O governo federal disponibilizou uma cartilha para que o empregador aprenda como navegar no sistema e cadastrar as informações do empregado.
Quando o empregador doméstico não salda as contribuições previdenciárias está, segundo a Receita Federal, sujeito a ações trabalhistas ajuizadas pelo empregado, acréscimo de até 20% da dívida em decorrência da inscrição em Dívida Ativa da União e possível penhora e arresto de bens e multa e juros de mora que são cobrados no caso de pagamento em atraso, por exemplo.
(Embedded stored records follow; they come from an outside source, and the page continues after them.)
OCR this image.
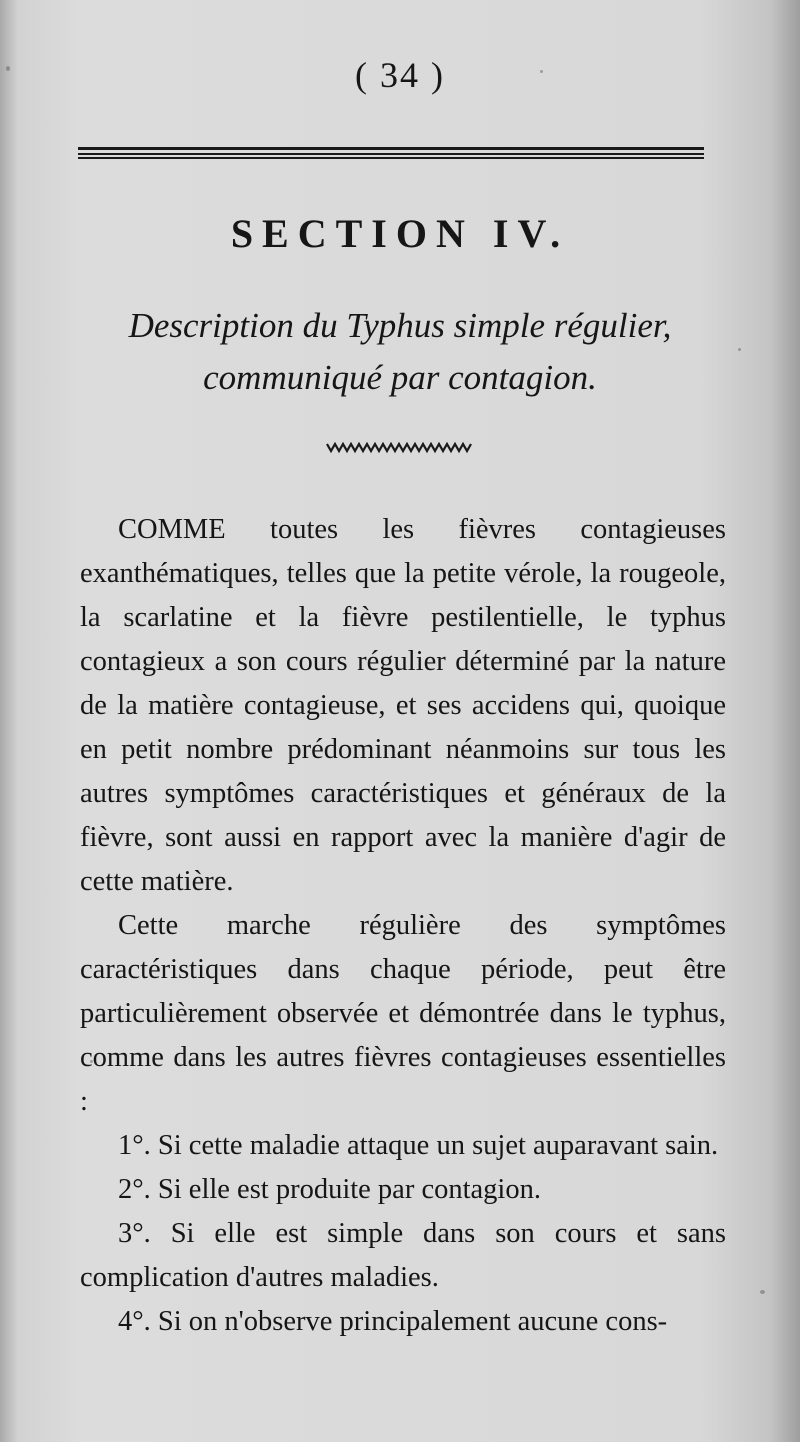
( 34 )
SECTION IV.
Description du Typhus simple régulier,
communiqué par contagion.

COMME toutes les fièvres contagieuses exanthématiques, telles que la petite vérole, la rougeole, la scarlatine et la fièvre pestilentielle, le typhus contagieux a son cours régulier déterminé par la nature de la matière contagieuse, et ses accidens qui, quoique en petit nombre prédominant néanmoins sur tous les autres symptômes caractéristiques et généraux de la fièvre, sont aussi en rapport avec la manière d'agir de cette matière.

Cette marche régulière des symptômes caractéristiques dans chaque période, peut être particulièrement observée et démontrée dans le typhus, comme dans les autres fièvres contagieuses essentielles :

1°. Si cette maladie attaque un sujet auparavant sain.

2°. Si elle est produite par contagion.

3°. Si elle est simple dans son cours et sans complication d'autres maladies.

4°. Si on n'observe principalement aucune cons-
Procurado pelo g1, o Ministério do Trabalho e Emprego (MTE) disse, em nota, que "realiza a Campanha Nacional pelo Trabalho Doméstico Decente, com o objetivo de oferecer ações informativas e de fiscalização para reforçar a garantia do cumprimento dos direitos dos trabalhadores domésticos".
Segundo a pasta, "cabe à Inspeção do Trabalho a fiscalização do trabalho doméstico. O registro das empregadas e empregados domésticos é uma obrigação legal do empregador, que deve ser cumprida".
De acordo com a advogada Fabiana Baptista de Oliveira, especialista em Direito do Trabalho, a lei estabeleceu regras que exigem atenção tanto de quem contrata, como de quem é contratado.